The quality of the bloom filter can be evaluated by examining the false discovery rate reported on the next to last line of the output file knn_bloom_stat.txt found in the knn sub-directory of the data output directory. knn is the kmer size specified by the K_SIZE parameter (i.e. k45).

  • The false discovery rate should be less than 0.01 (1 %) and depends on the parameter FILTER_SIZE.
  • If the false discovery rate is greater than 0.01, delete the bloom filter (knn.bloom) in the working directory and then re-run Xander build with a larger FILTER_SIZE.

Contig Search Parameters

These impact the timing of search and are not adjusted often.

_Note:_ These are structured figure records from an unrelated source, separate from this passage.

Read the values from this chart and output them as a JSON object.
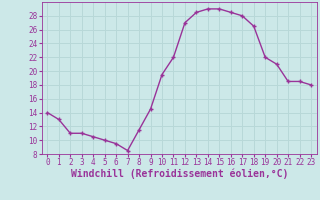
{
  "x": [
    0,
    1,
    2,
    3,
    4,
    5,
    6,
    7,
    8,
    9,
    10,
    11,
    12,
    13,
    14,
    15,
    16,
    17,
    18,
    19,
    20,
    21,
    22,
    23
  ],
  "y": [
    14,
    13,
    11,
    11,
    10.5,
    10,
    9.5,
    8.5,
    11.5,
    14.5,
    19.5,
    22,
    27,
    28.5,
    29,
    29,
    28.5,
    28,
    26.5,
    22,
    21,
    18.5,
    18.5,
    18
  ],
  "line_color": "#993399",
  "marker_color": "#993399",
  "bg_color": "#cce8e8",
  "grid_color": "#b0d8d8",
  "xlabel": "Windchill (Refroidissement éolien,°C)",
  "xlabel_color": "#993399",
  "ylim": [
    8,
    30
  ],
  "xlim": [
    -0.5,
    23.5
  ],
  "yticks": [
    8,
    10,
    12,
    14,
    16,
    18,
    20,
    22,
    24,
    26,
    28
  ],
  "xticks": [
    0,
    1,
    2,
    3,
    4,
    5,
    6,
    7,
    8,
    9,
    10,
    11,
    12,
    13,
    14,
    15,
    16,
    17,
    18,
    19,
    20,
    21,
    22,
    23
  ],
  "tick_fontsize": 5.5,
  "xlabel_fontsize": 7.0,
  "line_width": 1.0,
  "marker_size": 3.5
}
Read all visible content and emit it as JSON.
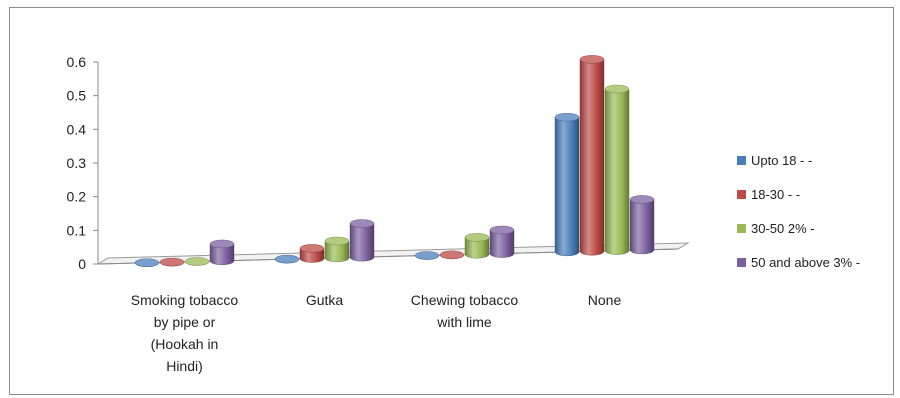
{
  "chart_data": {
    "type": "bar",
    "title": "",
    "xlabel": "",
    "ylabel": "",
    "ylim": [
      0,
      0.6
    ],
    "yticks": [
      "0",
      "0.1",
      "0.2",
      "0.3",
      "0.4",
      "0.5",
      "0.6"
    ],
    "categories": [
      [
        "Smoking tobacco",
        "by pipe or",
        "(Hookah in",
        "Hindi)"
      ],
      [
        "Gutka"
      ],
      [
        "Chewing tobacco",
        "with lime"
      ],
      [
        "None"
      ]
    ],
    "series": [
      {
        "name": "Upto 18 - -",
        "color": "#4a7ebb",
        "values": [
          0.0,
          0.0,
          0.0,
          0.4
        ]
      },
      {
        "name": "18-30 - -",
        "color": "#be4b48",
        "values": [
          0.0,
          0.03,
          0.0,
          0.57
        ]
      },
      {
        "name": "30-50 2% -",
        "color": "#98b954",
        "values": [
          0.0,
          0.05,
          0.05,
          0.48
        ]
      },
      {
        "name": "50 and above 3% -",
        "color": "#7d60a0",
        "values": [
          0.05,
          0.1,
          0.07,
          0.15
        ]
      }
    ],
    "style": "3d-cylinder",
    "grid": false,
    "legend_position": "right"
  }
}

  • PRUNE the search if the score does not improve after the specified value for n_nodes. The recommended value is 20. If this is set to 0, pruning is disabled but required memory and time increases.
  • PATHS is the number of paths to search for each starting kmer. A value of 1 returns the shortest path.
  • LIMIT_IN_SECS is the time limit in seconds to spend searching for each kmer. The recommended value is 100 seconds if PATHS = 1. If PATHS is larger, then the value for LIMIT_IN_SECS needs to be increased.

Contig Merge Parameters

These can impact the length and quality of assembled sequences.

  • MIN_BITS is the minimum assembled contigs bit score. The recommended value is 50. This value can be increased if low quality sequences are assembled.
  • MIN_LENGTH is the minimum length for assembled protein contigs. The recommended value is 150, which would result in a minimum assembled bp length of 450 and a minimum aa length of 150. You may need to reduce this for very small proteins.

Contig Clustering Parameters

  • DIST_CUTOFF is the distance at which to cluster aa sequences. The recommended value is 0.01, which would cluster final contigs at 99% aa identity.

Other parameters

  • THREADS is the number of computer cores to use.
    • Only one core is used to build the bloom filter, THREADS does not impact this step.
    • The find and search steps may be run in parallel, one core for each gene, as explained in the sections Test a Local Xander Installation and Interactive Example on MSU’s HPCC .
      • Set THREADS to the number of genes you are searching for, but do not exceed one less than the number of cores you have on your computer.
      • For example when submitting a job to MSU’s cluster, the value of ppn should be THREADS plus 1.
  • NAME=k$K_SIZE need not be changed. It defines the name of the sub-directory to which results are written (knn).